I’ve written about this before, last year He gave me a vision – of what my role would be in His kingdom, and what my finances would be, and who would be with me on that journey, etc. It was a lot for me to take in while in the middle of a very difficult season.
The story of Joseph fits all this well. Joseph was a young man when he saw a vision from God that he didn’t understand. He saw something that was beyond his ability to comprehend or even handle. He was seeing a picture of how one day, even those brothers who betrayed him, they would one day come and bow down before him.
You don’t really need to know the details. You just need to know that your dream is in development.
In a second dream Joseph sees the stars and the sun and the moon bowing down to him. This time it’s not only his brothers, but his parents who are going to be dependent on him. At the end of his life, where he’s speaking with his brothers who hated him so much that instead of leaving him for dead, they sold him into slavery.
But Joseph refused to let the Enemy be his editor.
There’s so much you can dig out of in the story of Joseph.
Why in the world would you let your Enemy be your editor?
Why would you let your doubt and your cynicism, and your negativity and your past tell you where you’re going?
You see, Joseph in the story is explaining to his brothers basically his point of view. That’s one of the things you have to decide when you write a story,
“What’s my point of view?”
Joseph is explaining to his brothers a point of view that allowed him to come to this place where he could say, “I know the story should be that they sold Joseph out, but that’s not what I’m going to call these chapters of my life.”
I know in my story what the enemy wants to call this chapter of my life, but I’m not going to let him.
That’s not my point of view.
And let me tell you, I have found since my Salvation that perspective is everything.
When Joseph is speaking to his brothers, he speaks with compassion and mercy, because he understands that he is only responsible for his response. You are not responsible for all of the events that occur in your life, only your response to those events.

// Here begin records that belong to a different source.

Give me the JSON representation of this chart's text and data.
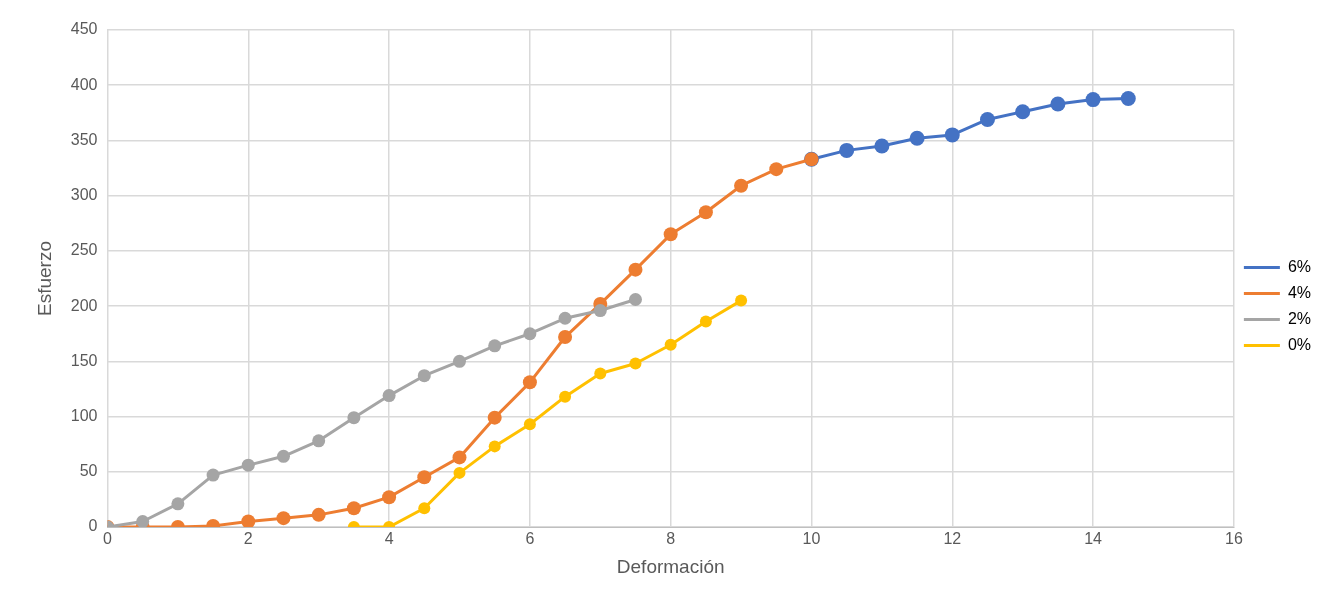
{
  "chart_data": {
    "type": "line",
    "xlabel": "Deformación",
    "ylabel": "Esfuerzo",
    "xlim": [
      0,
      16
    ],
    "xticks": [
      0,
      2,
      4,
      6,
      8,
      10,
      12,
      14,
      16
    ],
    "ylim": [
      0,
      450
    ],
    "yticks": [
      0,
      50,
      100,
      150,
      200,
      250,
      300,
      350,
      400,
      450
    ],
    "grid": true,
    "legend": "right",
    "marker": "circle",
    "series": [
      {
        "name": "6%",
        "color": "#4472c4",
        "x": [
          10,
          10.5,
          11,
          11.5,
          12,
          12.5,
          13,
          13.5,
          14,
          14.5
        ],
        "values": [
          333,
          341,
          345,
          352,
          355,
          369,
          376,
          383,
          387,
          388
        ]
      },
      {
        "name": "4%",
        "color": "#ed7d31",
        "x": [
          0,
          0.5,
          1,
          1.5,
          2,
          2.5,
          3,
          3.5,
          4,
          4.5,
          5,
          5.5,
          6,
          6.5,
          7,
          7.5,
          8,
          8.5,
          9,
          9.5,
          10
        ],
        "values": [
          0,
          0,
          0,
          1,
          5,
          8,
          11,
          17,
          27,
          45,
          63,
          99,
          131,
          172,
          202,
          233,
          265,
          285,
          309,
          324,
          333
        ]
      },
      {
        "name": "2%",
        "color": "#a5a5a5",
        "x": [
          0,
          0.5,
          1,
          1.5,
          2,
          2.5,
          3,
          3.5,
          4,
          4.5,
          5,
          5.5,
          6,
          6.5,
          7,
          7.5
        ],
        "values": [
          0,
          5,
          21,
          47,
          56,
          64,
          78,
          99,
          119,
          137,
          150,
          164,
          175,
          189,
          196,
          206
        ]
      },
      {
        "name": "0%",
        "color": "#ffc000",
        "x": [
          3.5,
          4,
          4.5,
          5,
          5.5,
          6,
          6.5,
          7,
          7.5,
          8,
          8.5,
          9
        ],
        "values": [
          0,
          0,
          17,
          49,
          73,
          93,
          118,
          139,
          148,
          165,
          186,
          205
        ]
      }
    ]
  }
}
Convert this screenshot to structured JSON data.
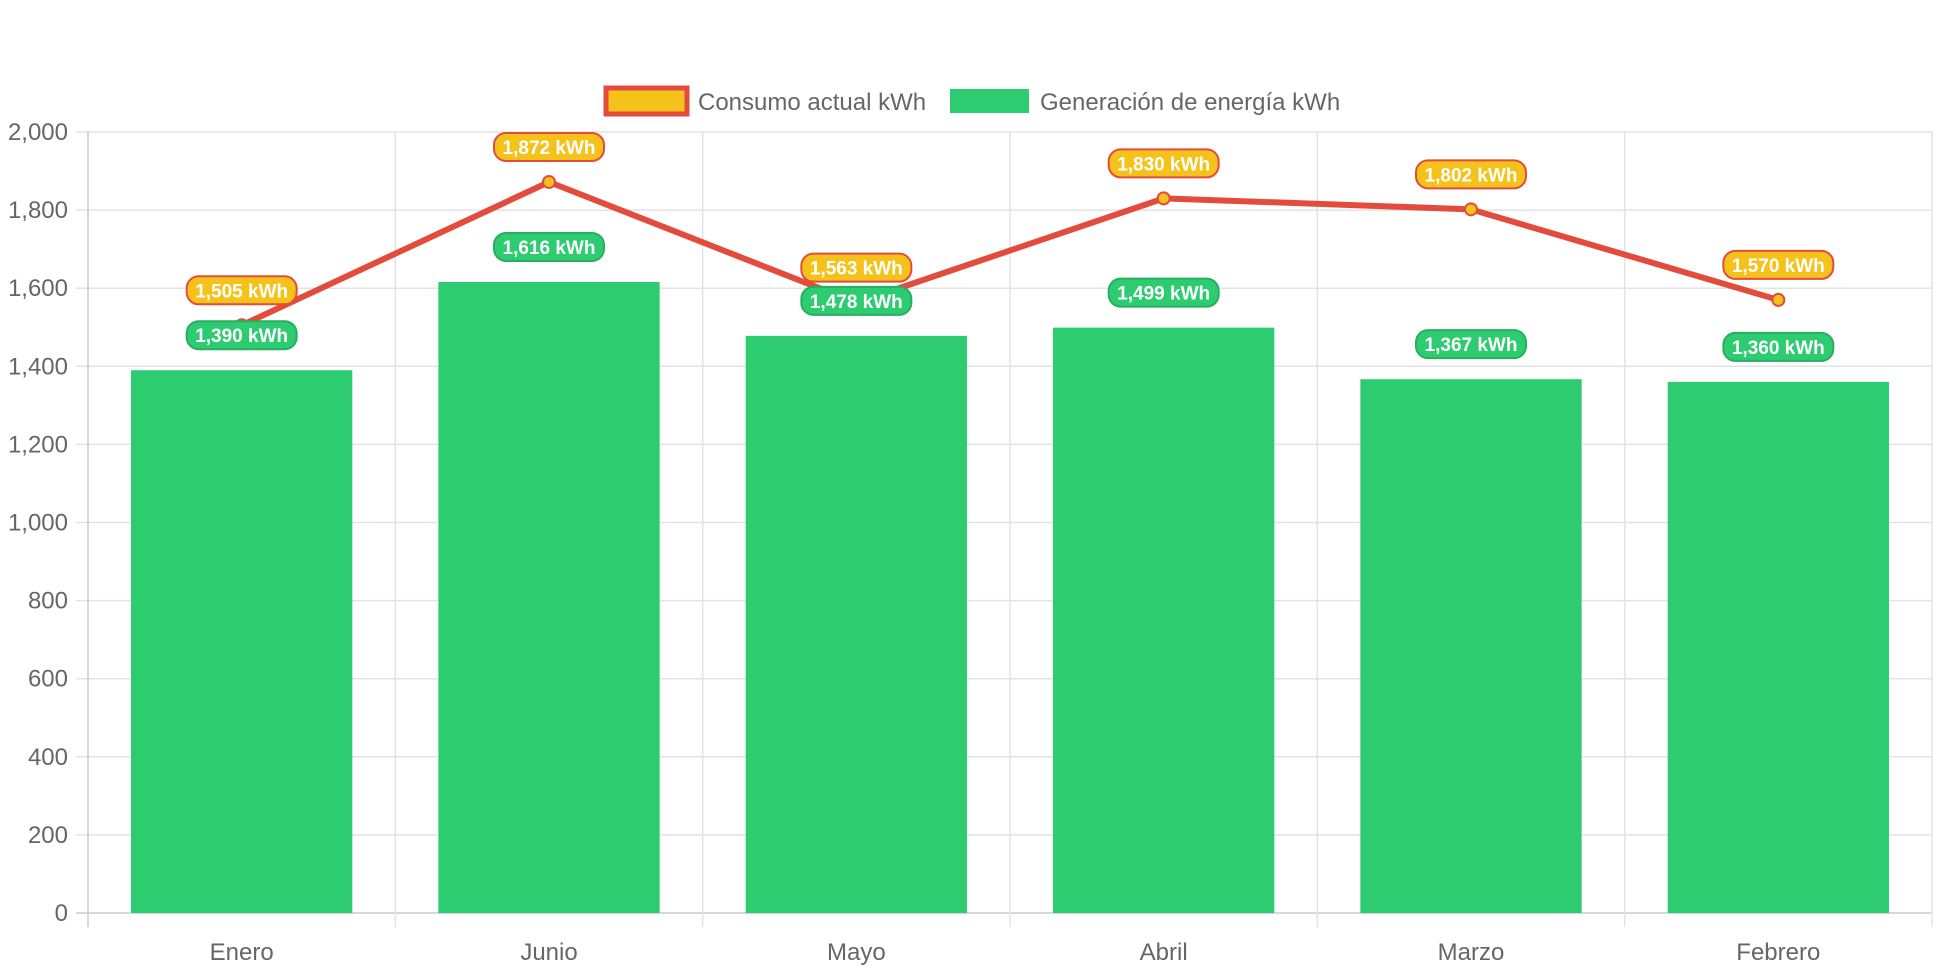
{
  "chart_data": {
    "type": "bar",
    "title": "",
    "xlabel": "",
    "ylabel": "",
    "categories": [
      "Enero",
      "Junio",
      "Mayo",
      "Abril",
      "Marzo",
      "Febrero"
    ],
    "ylim": [
      0,
      2000
    ],
    "yticks": [
      "0",
      "200",
      "400",
      "600",
      "800",
      "1,000",
      "1,200",
      "1,400",
      "1,600",
      "1,800",
      "2,000"
    ],
    "grid": true,
    "legend_position": "top",
    "series": [
      {
        "name": "Consumo actual kWh",
        "type": "line",
        "values": [
          1505,
          1872,
          1563,
          1830,
          1802,
          1570
        ],
        "labels": [
          "1,505 kWh",
          "1,872 kWh",
          "1,563 kWh",
          "1,830 kWh",
          "1,802 kWh",
          "1,570 kWh"
        ],
        "line_color": "#e34b3c",
        "fill_color": "#f5c21b"
      },
      {
        "name": "Generación de energía kWh",
        "type": "bar",
        "values": [
          1390,
          1616,
          1478,
          1499,
          1367,
          1360
        ],
        "labels": [
          "1,390 kWh",
          "1,616 kWh",
          "1,478 kWh",
          "1,499 kWh",
          "1,367 kWh",
          "1,360 kWh"
        ],
        "fill_color": "#2ecc71",
        "border_color": "#27ae60"
      }
    ]
  }
}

How will you respond?
Many people have come from broken households. Your parents’ divorce is not your fault.
The Devil is a liar.
If he has been telling you that, kick him off the editor’s desk and tell him, “I refuse to see it that way. That’s the wrong lens. That can’t be true. That’s not God.”

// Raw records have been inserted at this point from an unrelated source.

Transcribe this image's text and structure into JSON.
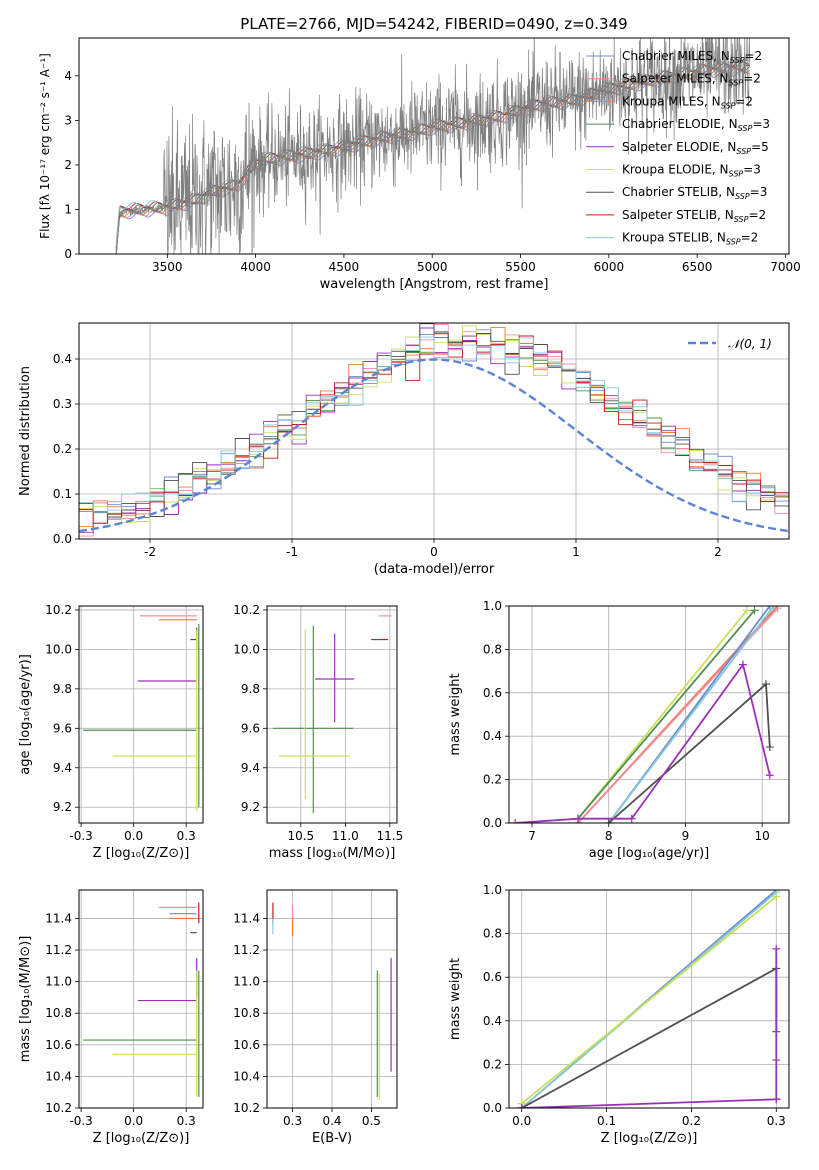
{
  "figure_title": "PLATE=2766, MJD=54242, FIBERID=0490, z=0.349",
  "colors": {
    "Chabrier MILES": "#6b8cd6",
    "Salpeter MILES": "#f08ca0",
    "Kroupa MILES": "#f07838",
    "Chabrier ELODIE": "#4f8f4f",
    "Salpeter ELODIE": "#9b30b8",
    "Kroupa ELODIE": "#c8e05a",
    "Chabrier STELIB": "#505050",
    "Salpeter STELIB": "#c81818",
    "Kroupa STELIB": "#86c8d8",
    "data": "#808080",
    "normal": "#5b85d4"
  },
  "legend_spectrum": [
    {
      "name": "Chabrier MILES",
      "nssp": "2"
    },
    {
      "name": "Salpeter MILES",
      "nssp": "2"
    },
    {
      "name": "Kroupa MILES",
      "nssp": "2"
    },
    {
      "name": "Chabrier ELODIE",
      "nssp": "3"
    },
    {
      "name": "Salpeter ELODIE",
      "nssp": "5"
    },
    {
      "name": "Kroupa ELODIE",
      "nssp": "3"
    },
    {
      "name": "Chabrier STELIB",
      "nssp": "3"
    },
    {
      "name": "Salpeter STELIB",
      "nssp": "2"
    },
    {
      "name": "Kroupa STELIB",
      "nssp": "2"
    }
  ],
  "chart_data": [
    {
      "id": "spectrum",
      "type": "line",
      "xlabel": "wavelength [Angstrom, rest frame]",
      "ylabel": "Flux [fλ 10⁻¹⁷ erg cm⁻² s⁻¹ A⁻¹]",
      "xlim": [
        3000,
        7020
      ],
      "ylim": [
        0,
        4.85
      ],
      "xticks": [
        3500,
        4000,
        4500,
        5000,
        5500,
        6000,
        6500,
        7000
      ],
      "yticks": [
        0,
        1,
        2,
        3,
        4
      ],
      "grid": false,
      "legend": "upper right",
      "data_start": 3210,
      "model_continuum": [
        [
          3210,
          0
        ],
        [
          3230,
          0.95
        ],
        [
          3500,
          1.05
        ],
        [
          3650,
          1.2
        ],
        [
          3760,
          1.4
        ],
        [
          3900,
          1.55
        ],
        [
          4000,
          2.05
        ],
        [
          4100,
          2.15
        ],
        [
          4300,
          2.25
        ],
        [
          4500,
          2.4
        ],
        [
          4700,
          2.6
        ],
        [
          4860,
          2.7
        ],
        [
          5000,
          2.85
        ],
        [
          5200,
          2.95
        ],
        [
          5400,
          3.1
        ],
        [
          5600,
          3.35
        ],
        [
          5800,
          3.45
        ],
        [
          6000,
          3.7
        ],
        [
          6300,
          3.95
        ],
        [
          6600,
          4.15
        ],
        [
          6800,
          4.2
        ]
      ]
    },
    {
      "id": "residuals",
      "type": "step",
      "xlabel": "(data-model)/error",
      "ylabel": "Normed distribution",
      "xlim": [
        -2.5,
        2.5
      ],
      "ylim": [
        0,
        0.48
      ],
      "xticks": [
        -2,
        -1,
        0,
        1,
        2
      ],
      "yticks": [
        0.0,
        0.1,
        0.2,
        0.3,
        0.4
      ],
      "grid": true,
      "legend": "upper right",
      "overlay": {
        "name": "𝒩(0, 1)",
        "mean": 0,
        "sigma": 1
      },
      "bin_width": 0.1
    },
    {
      "id": "z_age",
      "type": "errorbar",
      "xlabel": "Z [log₁₀(Z/Z⊙)]",
      "ylabel": "age  [log₁₀(age/yr)]",
      "xlim": [
        -0.26,
        0.33
      ],
      "ylim": [
        9.12,
        10.22
      ],
      "xticks": [
        -0.25,
        0.0,
        0.25
      ],
      "yticks": [
        9.2,
        9.4,
        9.6,
        9.8,
        10.0,
        10.2
      ],
      "grid": true,
      "points": [
        {
          "series": "Salpeter MILES",
          "x": 0.13,
          "y": 10.17,
          "xerr": [
            0.1,
            0.17
          ],
          "yerr": [
            0.0,
            0.0
          ]
        },
        {
          "series": "Kroupa MILES",
          "x": 0.22,
          "y": 10.15,
          "xerr": [
            0.1,
            0.08
          ],
          "yerr": [
            0.0,
            0.0
          ]
        },
        {
          "series": "Chabrier STELIB",
          "x": 0.3,
          "y": 10.05,
          "xerr": [
            0.03,
            0.0
          ],
          "yerr": [
            0.05,
            0.06
          ]
        },
        {
          "series": "Salpeter ELODIE",
          "x": 0.15,
          "y": 9.84,
          "xerr": [
            0.13,
            0.15
          ],
          "yerr": [
            0.0,
            0.0
          ]
        },
        {
          "series": "Chabrier ELODIE",
          "x": 0.03,
          "y": 9.59,
          "xerr": [
            0.27,
            0.27
          ],
          "yerr": [
            0.0,
            0.0
          ]
        },
        {
          "series": "Kroupa ELODIE",
          "x": 0.1,
          "y": 9.46,
          "xerr": [
            0.2,
            0.2
          ],
          "yerr": [
            0.0,
            0.0
          ]
        },
        {
          "series": "Kroupa ELODIE",
          "x": 0.3,
          "y": 9.6,
          "xerr": [
            0.0,
            0.0
          ],
          "yerr": [
            0.42,
            0.5
          ]
        },
        {
          "series": "Chabrier ELODIE",
          "x": 0.31,
          "y": 9.7,
          "xerr": [
            0.0,
            0.0
          ],
          "yerr": [
            0.5,
            0.43
          ]
        }
      ]
    },
    {
      "id": "mass_age",
      "type": "errorbar",
      "xlabel": "mass [log₁₀(M/M⊙)]",
      "ylabel": "",
      "xlim": [
        10.12,
        11.58
      ],
      "ylim": [
        9.12,
        10.22
      ],
      "xticks": [
        10.5,
        11.0,
        11.5
      ],
      "yticks": [
        9.2,
        9.4,
        9.6,
        9.8,
        10.0,
        10.2
      ],
      "grid": true,
      "points": [
        {
          "series": "Salpeter MILES",
          "x": 11.45,
          "y": 10.17,
          "xerr": [
            0.07,
            0.07
          ],
          "yerr": [
            0.0,
            0.0
          ]
        },
        {
          "series": "Salpeter STELIB",
          "x": 11.42,
          "y": 10.05,
          "xerr": [
            0.04,
            0.06
          ],
          "yerr": [
            0.0,
            0.0
          ]
        },
        {
          "series": "Chabrier STELIB",
          "x": 11.35,
          "y": 10.05,
          "xerr": [
            0.06,
            0.03
          ],
          "yerr": [
            0.0,
            0.0
          ]
        },
        {
          "series": "Salpeter ELODIE",
          "x": 10.88,
          "y": 9.85,
          "xerr": [
            0.22,
            0.22
          ],
          "yerr": [
            0.22,
            0.23
          ]
        },
        {
          "series": "Chabrier ELODIE",
          "x": 10.64,
          "y": 9.6,
          "xerr": [
            0.45,
            0.45
          ],
          "yerr": [
            0.43,
            0.52
          ]
        },
        {
          "series": "Kroupa ELODIE",
          "x": 10.55,
          "y": 9.46,
          "xerr": [
            0.3,
            0.5
          ],
          "yerr": [
            0.22,
            0.64
          ]
        }
      ]
    },
    {
      "id": "age_weight",
      "type": "line",
      "xlabel": "age  [log₁₀(age/yr)]",
      "ylabel": "mass weight",
      "xlim": [
        6.7,
        10.35
      ],
      "ylim": [
        0,
        1
      ],
      "xticks": [
        7,
        8,
        9,
        10
      ],
      "yticks": [
        0.0,
        0.2,
        0.4,
        0.6,
        0.8,
        1.0
      ],
      "grid": true,
      "series": [
        {
          "name": "Kroupa ELODIE",
          "x": [
            7.6,
            9.8
          ],
          "y": [
            0.02,
            0.98
          ]
        },
        {
          "name": "Chabrier ELODIE",
          "x": [
            7.6,
            9.9
          ],
          "y": [
            0.02,
            0.98
          ]
        },
        {
          "name": "Kroupa MILES",
          "x": [
            7.6,
            10.2
          ],
          "y": [
            0.0,
            1.0
          ]
        },
        {
          "name": "Salpeter MILES",
          "x": [
            7.6,
            10.2
          ],
          "y": [
            0.0,
            0.99
          ]
        },
        {
          "name": "Chabrier MILES",
          "x": [
            8.0,
            10.1
          ],
          "y": [
            0.0,
            1.0
          ]
        },
        {
          "name": "Kroupa STELIB",
          "x": [
            8.0,
            10.15
          ],
          "y": [
            0.0,
            1.0
          ]
        },
        {
          "name": "Chabrier STELIB",
          "x": [
            8.0,
            10.05,
            10.1
          ],
          "y": [
            0.0,
            0.64,
            0.35
          ]
        },
        {
          "name": "Salpeter ELODIE",
          "x": [
            6.78,
            7.6,
            8.3,
            9.75,
            10.1
          ],
          "y": [
            0.0,
            0.02,
            0.02,
            0.73,
            0.22
          ]
        }
      ]
    },
    {
      "id": "z_mass",
      "type": "errorbar",
      "xlabel": "Z [log₁₀(Z/Z⊙)]",
      "ylabel": "mass [log₁₀(M/M⊙)]",
      "xlim": [
        -0.26,
        0.33
      ],
      "ylim": [
        10.2,
        11.58
      ],
      "xticks": [
        -0.25,
        0.0,
        0.25
      ],
      "yticks": [
        10.2,
        10.4,
        10.6,
        10.8,
        11.0,
        11.2,
        11.4
      ],
      "grid": true,
      "points": [
        {
          "series": "Salpeter MILES",
          "x": 0.22,
          "y": 11.47,
          "xerr": [
            0.1,
            0.08
          ],
          "yerr": [
            0.0,
            0.0
          ]
        },
        {
          "series": "Chabrier MILES",
          "x": 0.24,
          "y": 11.43,
          "xerr": [
            0.07,
            0.06
          ],
          "yerr": [
            0.0,
            0.0
          ]
        },
        {
          "series": "Kroupa MILES",
          "x": 0.24,
          "y": 11.4,
          "xerr": [
            0.07,
            0.06
          ],
          "yerr": [
            0.0,
            0.0
          ]
        },
        {
          "series": "Chabrier STELIB",
          "x": 0.3,
          "y": 11.31,
          "xerr": [
            0.03,
            0.0
          ],
          "yerr": [
            0.0,
            0.0
          ]
        },
        {
          "series": "Salpeter STELIB",
          "x": 0.31,
          "y": 11.42,
          "xerr": [
            0.0,
            0.0
          ],
          "yerr": [
            0.05,
            0.08
          ]
        },
        {
          "series": "Salpeter ELODIE",
          "x": 0.15,
          "y": 10.88,
          "xerr": [
            0.13,
            0.15
          ],
          "yerr": [
            0.0,
            0.0
          ]
        },
        {
          "series": "Salpeter ELODIE",
          "x": 0.3,
          "y": 10.9,
          "xerr": [
            0.0,
            0.0
          ],
          "yerr": [
            0.0,
            0.25
          ]
        },
        {
          "series": "Chabrier ELODIE",
          "x": 0.03,
          "y": 10.63,
          "xerr": [
            0.27,
            0.27
          ],
          "yerr": [
            0.0,
            0.0
          ]
        },
        {
          "series": "Kroupa ELODIE",
          "x": 0.1,
          "y": 10.54,
          "xerr": [
            0.2,
            0.2
          ],
          "yerr": [
            0.0,
            0.0
          ]
        },
        {
          "series": "Kroupa ELODIE",
          "x": 0.3,
          "y": 10.67,
          "xerr": [
            0.0,
            0.0
          ],
          "yerr": [
            0.4,
            0.4
          ]
        },
        {
          "series": "Chabrier ELODIE",
          "x": 0.31,
          "y": 10.67,
          "xerr": [
            0.0,
            0.0
          ],
          "yerr": [
            0.4,
            0.4
          ]
        }
      ]
    },
    {
      "id": "ebv_mass",
      "type": "errorbar",
      "xlabel": "E(B-V)",
      "ylabel": "",
      "xlim": [
        0.235,
        0.565
      ],
      "ylim": [
        10.2,
        11.58
      ],
      "xticks": [
        0.3,
        0.4,
        0.5
      ],
      "yticks": [
        10.2,
        10.4,
        10.6,
        10.8,
        11.0,
        11.2,
        11.4
      ],
      "grid": true,
      "points": [
        {
          "series": "Salpeter STELIB",
          "x": 0.25,
          "y": 11.42,
          "xerr": [
            0.0,
            0.0
          ],
          "yerr": [
            0.05,
            0.08
          ]
        },
        {
          "series": "Kroupa STELIB",
          "x": 0.25,
          "y": 11.35,
          "xerr": [
            0.0,
            0.0
          ],
          "yerr": [
            0.05,
            0.05
          ]
        },
        {
          "series": "Kroupa MILES",
          "x": 0.3,
          "y": 11.38,
          "xerr": [
            0.0,
            0.0
          ],
          "yerr": [
            0.09,
            0.03
          ]
        },
        {
          "series": "Salpeter MILES",
          "x": 0.3,
          "y": 11.43,
          "xerr": [
            0.0,
            0.0
          ],
          "yerr": [
            0.04,
            0.05
          ]
        },
        {
          "series": "Kroupa ELODIE",
          "x": 0.52,
          "y": 10.65,
          "xerr": [
            0.0,
            0.0
          ],
          "yerr": [
            0.4,
            0.4
          ]
        },
        {
          "series": "Chabrier ELODIE",
          "x": 0.515,
          "y": 10.67,
          "xerr": [
            0.0,
            0.0
          ],
          "yerr": [
            0.4,
            0.4
          ]
        },
        {
          "series": "Salpeter ELODIE",
          "x": 0.55,
          "y": 10.8,
          "xerr": [
            0.0,
            0.0
          ],
          "yerr": [
            0.37,
            0.35
          ]
        }
      ]
    },
    {
      "id": "z_weight",
      "type": "line",
      "xlabel": "Z [log₁₀(Z/Z⊙)]",
      "ylabel": "mass weight",
      "xlim": [
        -0.015,
        0.315
      ],
      "ylim": [
        0,
        1
      ],
      "xticks": [
        0.0,
        0.1,
        0.2,
        0.3
      ],
      "yticks": [
        0.0,
        0.2,
        0.4,
        0.6,
        0.8,
        1.0
      ],
      "grid": true,
      "series": [
        {
          "name": "Chabrier MILES",
          "x": [
            0.0,
            0.3
          ],
          "y": [
            0.0,
            1.0
          ]
        },
        {
          "name": "Kroupa STELIB",
          "x": [
            0.0,
            0.3
          ],
          "y": [
            0.0,
            0.99
          ]
        },
        {
          "name": "Kroupa ELODIE",
          "x": [
            0.0,
            0.3
          ],
          "y": [
            0.02,
            0.97
          ]
        },
        {
          "name": "Chabrier STELIB",
          "x": [
            0.0,
            0.3,
            0.3
          ],
          "y": [
            0.0,
            0.64,
            0.35
          ]
        },
        {
          "name": "Salpeter ELODIE",
          "x": [
            0.0,
            0.3,
            0.3,
            0.3,
            0.3
          ],
          "y": [
            0.0,
            0.04,
            0.22,
            0.73,
            0.04
          ]
        }
      ]
    }
  ]
}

Ask yourself that question too, when you are unsure, when you are conflicted, and if the answer is “That’s not God” then you’ve got your answer. Its amazing how many problems in life can be solved with that simple statement.
“That’s not God.“
In Genesis 45:4, Joseph says, “You sold me.” In Genesis 45:5, He says, “God sent me.”
Same event, different headline.
The headline you choose about your life’s experiences determines whether you stay stuck in what happened, or if you move forward to where you’re headed. I no longer write my headlines about what happened; I write my headlines based on where I’m headed.
See that’s why it’s called a headline, because I’m headed somewhere.
I have a dream, and I’m going towards it.